The widespread expulsion of Japanese-Canadians from Pacific coast "restricted" areas, as depicted in Gateway to Asia is reflective of official government policy during the Second World War. While mention is made that property was abandoned, the large fishing fleets, farms and businesses owned by Japanese-Canadians, through the War Measures Act (1942), were actually sold with their previous owners forced to give up their rights for recourse. The detention camps may not have been prisons, but the film uses them as a backdrop, along with ominous music representing Japan, to justify the expulsion with the disclaimer that a final determination of permanent resettlement has not yet been made. By 1945, the Parliament of Canada had enacted legislation to codify the impounding of property and removal of both Nisei and foreign-born Canadians of Japanese origin.

==Production==
Typical of the NFB's Second World War documentary short films in the Canada Carries On series, Gateway to Asia was created as a morale boosting propaganda film. The film used a compilation documentary format that relied heavily on newsreel footage edited to provide a cogent message.
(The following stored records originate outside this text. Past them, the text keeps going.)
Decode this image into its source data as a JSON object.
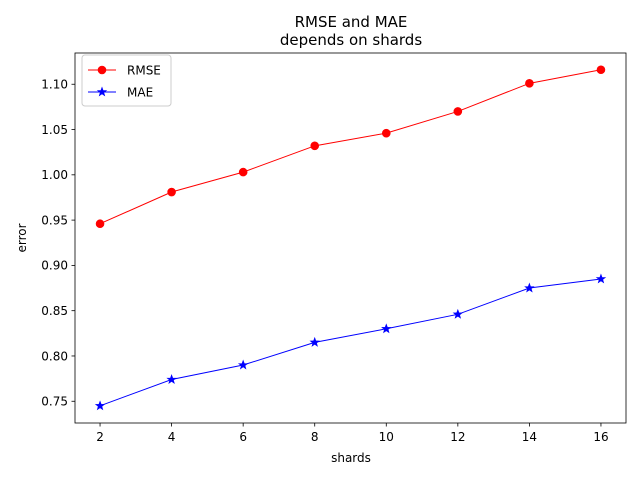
{
  "chart_data": {
    "type": "line",
    "title_line1": "RMSE and MAE",
    "title_line2": "depends on shards",
    "xlabel": "shards",
    "ylabel": "error",
    "x": [
      2,
      4,
      6,
      8,
      10,
      12,
      14,
      16
    ],
    "xlim": [
      1.3,
      16.7
    ],
    "ylim": [
      0.726,
      1.1345
    ],
    "xticks": [
      2,
      4,
      6,
      8,
      10,
      12,
      14,
      16
    ],
    "yticks": [
      0.75,
      0.8,
      0.85,
      0.9,
      0.95,
      1.0,
      1.05,
      1.1
    ],
    "ytick_labels": [
      "0.75",
      "0.80",
      "0.85",
      "0.90",
      "0.95",
      "1.00",
      "1.05",
      "1.10"
    ],
    "grid": false,
    "legend_position": "top-left",
    "series": [
      {
        "name": "RMSE",
        "color": "#ff0000",
        "marker": "circle",
        "values": [
          0.946,
          0.981,
          1.003,
          1.032,
          1.046,
          1.07,
          1.101,
          1.116
        ]
      },
      {
        "name": "MAE",
        "color": "#0000ff",
        "marker": "star",
        "values": [
          0.745,
          0.774,
          0.79,
          0.815,
          0.83,
          0.846,
          0.875,
          0.885
        ]
      }
    ]
  }
}
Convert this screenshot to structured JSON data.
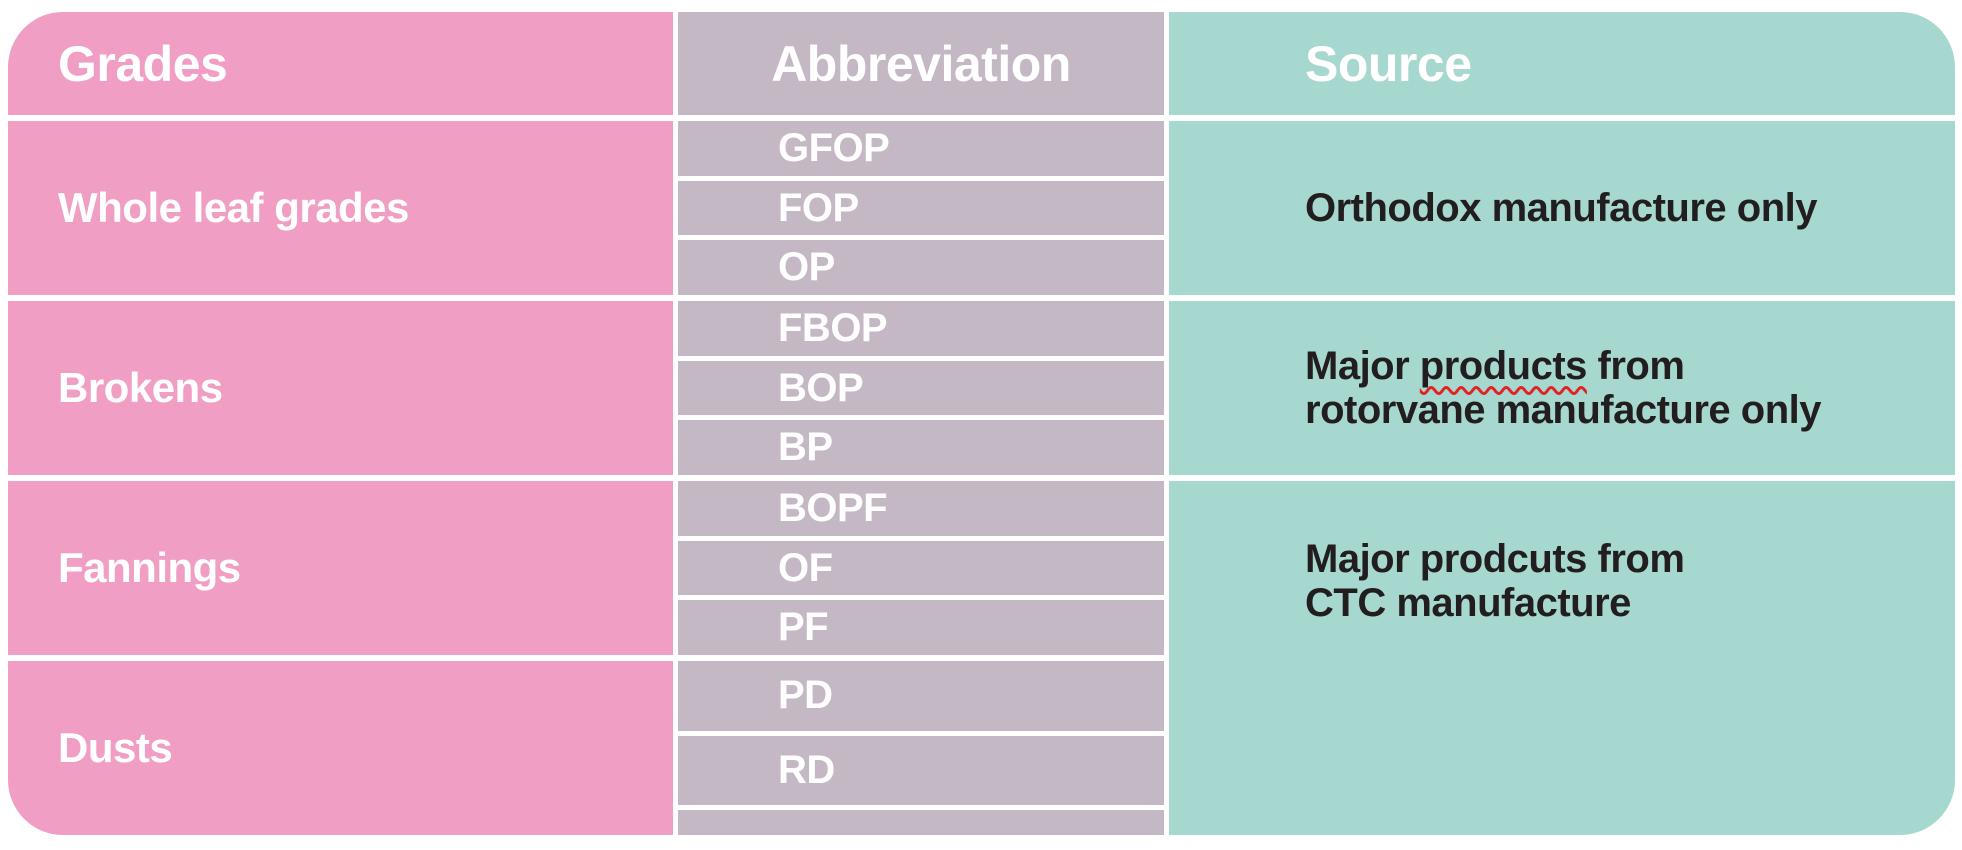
{
  "table": {
    "colors": {
      "grades_column": "#f09ec3",
      "abbreviation_column": "#c5b8c5",
      "source_column": "#a7d8cf",
      "header_text": "#ffffff",
      "light_cell_text": "#ffffff",
      "dark_cell_text": "#221e1f",
      "gutter": "#ffffff",
      "spellcheck_underline": "#e02424"
    },
    "headers": {
      "grades": "Grades",
      "abbreviation": "Abbreviation",
      "source": "Source"
    },
    "groups": [
      {
        "grade": "Whole leaf grades",
        "abbreviations": [
          "GFOP",
          "FOP",
          "OP"
        ],
        "source": {
          "line1": "Orthodox manufacture only",
          "line2": ""
        }
      },
      {
        "grade": "Brokens",
        "abbreviations": [
          "FBOP",
          "BOP",
          "BP"
        ],
        "source": {
          "line1_prefix": "Major ",
          "line1_misspelled": "products",
          "line1_suffix": " from",
          "line2": "rotorvane manufacture only"
        }
      },
      {
        "grade": "Fannings",
        "abbreviations": [
          "BOPF",
          "OF",
          "PF"
        ],
        "source": {
          "line1": "Major prodcuts from",
          "line2": "CTC manufacture"
        }
      },
      {
        "grade": "Dusts",
        "abbreviations": [
          "PD",
          "RD",
          ""
        ],
        "source": {
          "line1": "",
          "line2": ""
        }
      }
    ]
  }
}
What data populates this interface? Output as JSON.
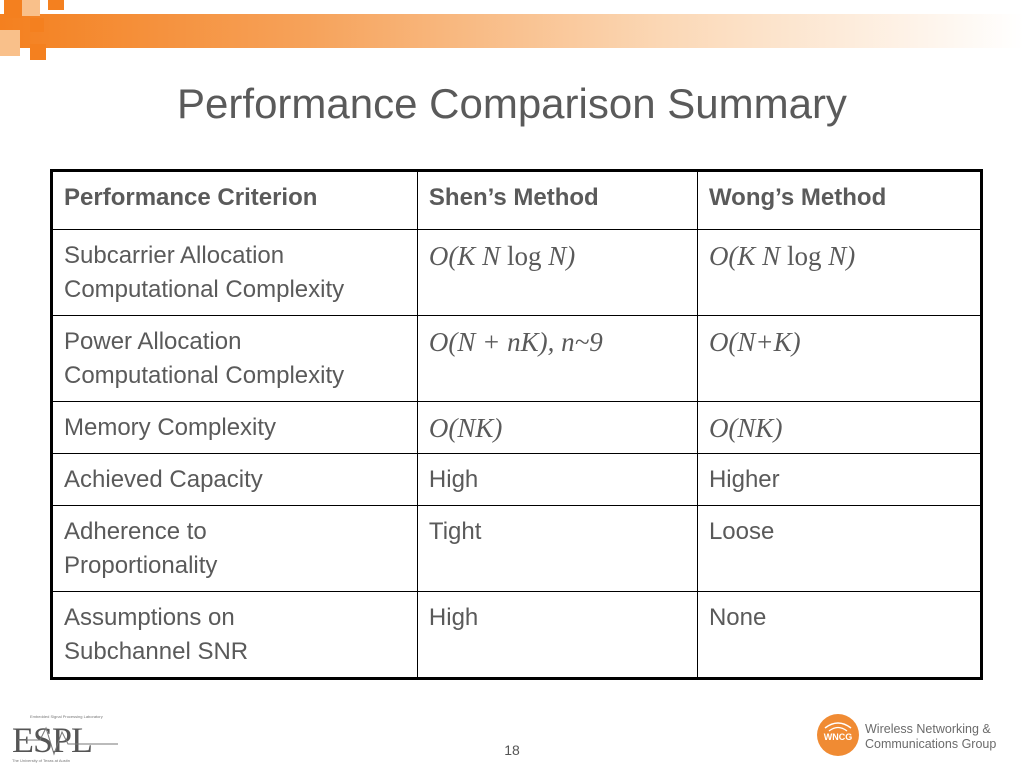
{
  "slide": {
    "title": "Performance Comparison Summary",
    "page_number": "18"
  },
  "table": {
    "headers": [
      "Performance Criterion",
      "Shen’s Method",
      "Wong’s Method"
    ],
    "rows": [
      {
        "criterion": [
          "Subcarrier Allocation",
          "Computational Complexity"
        ],
        "shen": "O(K N log N)",
        "wong": "O(K N log N)"
      },
      {
        "criterion": [
          "Power Allocation",
          "Computational Complexity"
        ],
        "shen": "O(N + nK), n~9",
        "wong": "O(N+K)"
      },
      {
        "criterion": [
          "Memory Complexity"
        ],
        "shen": "O(NK)",
        "wong": "O(NK)"
      },
      {
        "criterion": [
          "Achieved Capacity"
        ],
        "shen": "High",
        "wong": "Higher"
      },
      {
        "criterion": [
          "Adherence to",
          "Proportionality"
        ],
        "shen": "Tight",
        "wong": "Loose"
      },
      {
        "criterion": [
          "Assumptions on",
          "Subchannel SNR"
        ],
        "shen": "High",
        "wong": "None"
      }
    ]
  },
  "logos": {
    "espl": {
      "text": "ESPL",
      "subtitle": "Embedded Signal Processing Laboratory",
      "footer": "The University of Texas at Austin"
    },
    "wncg": {
      "badge": "WNCG",
      "line1": "Wireless Networking &",
      "line2": "Communications Group"
    }
  },
  "colors": {
    "accent": "#f4801f",
    "title": "#5a5a5a",
    "border": "#000000"
  }
}
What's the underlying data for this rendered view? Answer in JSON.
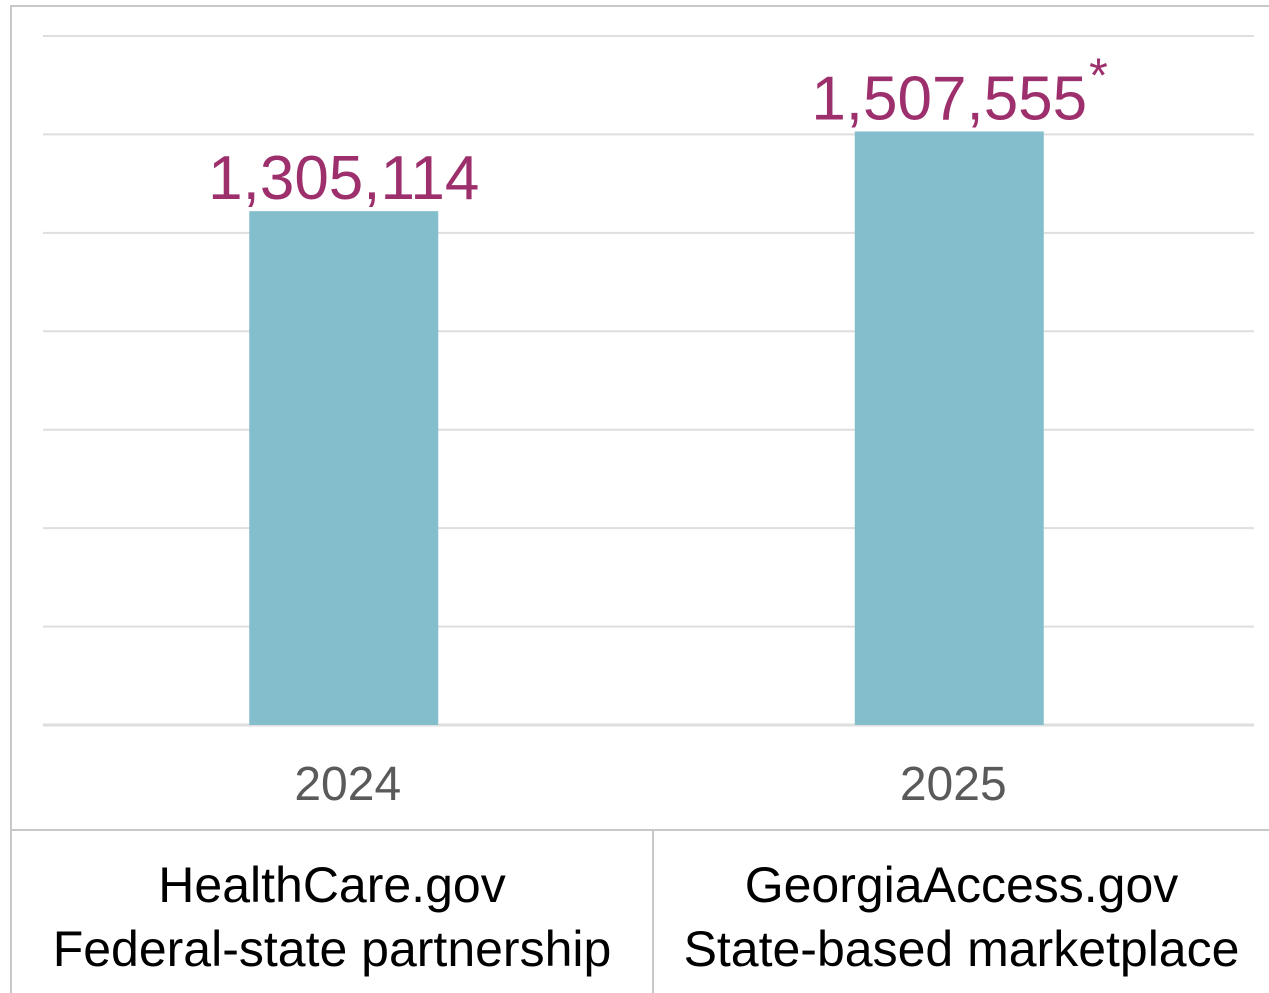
{
  "colors": {
    "bar": "#84bdcc",
    "value_label": "#9c2f6c",
    "axis_label": "#5a5a5a",
    "gridline": "#dedede",
    "frame_border": "#c8c8c8"
  },
  "chart_data": {
    "type": "bar",
    "categories": [
      "2024",
      "2025"
    ],
    "values": [
      1305114,
      1507555
    ],
    "value_labels": [
      "1,305,114",
      "1,507,555"
    ],
    "value_footnote_marks": [
      "",
      "*"
    ],
    "title": "",
    "xlabel": "",
    "ylabel": "",
    "ylim": [
      0,
      1750000
    ],
    "y_tick_labels_shown": false,
    "gridlines": 8,
    "grid": true,
    "legend": "none"
  },
  "captions": [
    {
      "line1": "HealthCare.gov",
      "line2": "Federal-state partnership"
    },
    {
      "line1": "GeorgiaAccess.gov",
      "line2": "State-based marketplace"
    }
  ]
}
The deep baritone voice of stage actor Lorne Greene was featured in the narration of Gateway to Asia. Greene was known for his work on radio broadcasts as a news announcer at CBC, as well as narrating many of the Canada Carries On series. His sonorous recitation led to his nickname, "The Voice of Canada", and to some observers, the "Voice-of-God". When reading grim battle statistics or narrating a particularly serious topic, he was known as "The Voice of Doom".

==Reception==
Gateway to Asia was produced in 35 mm for the theatrical market. Each film was shown over a six-month period as part of the shorts or newsreel segments in approximately 800 theatres across Canada. The NFB had an arrangement with Famous Players theatres to ensure that Canadians from coast-to-coast could see them, with further distribution by Columbia Pictures.

After the six-month theatrical tour ended, individual films were made available on 16 mm to schools, libraries, churches and factories, extending the life of these films for another year or two. They were also made available to film libraries operated by university and provincial authorities.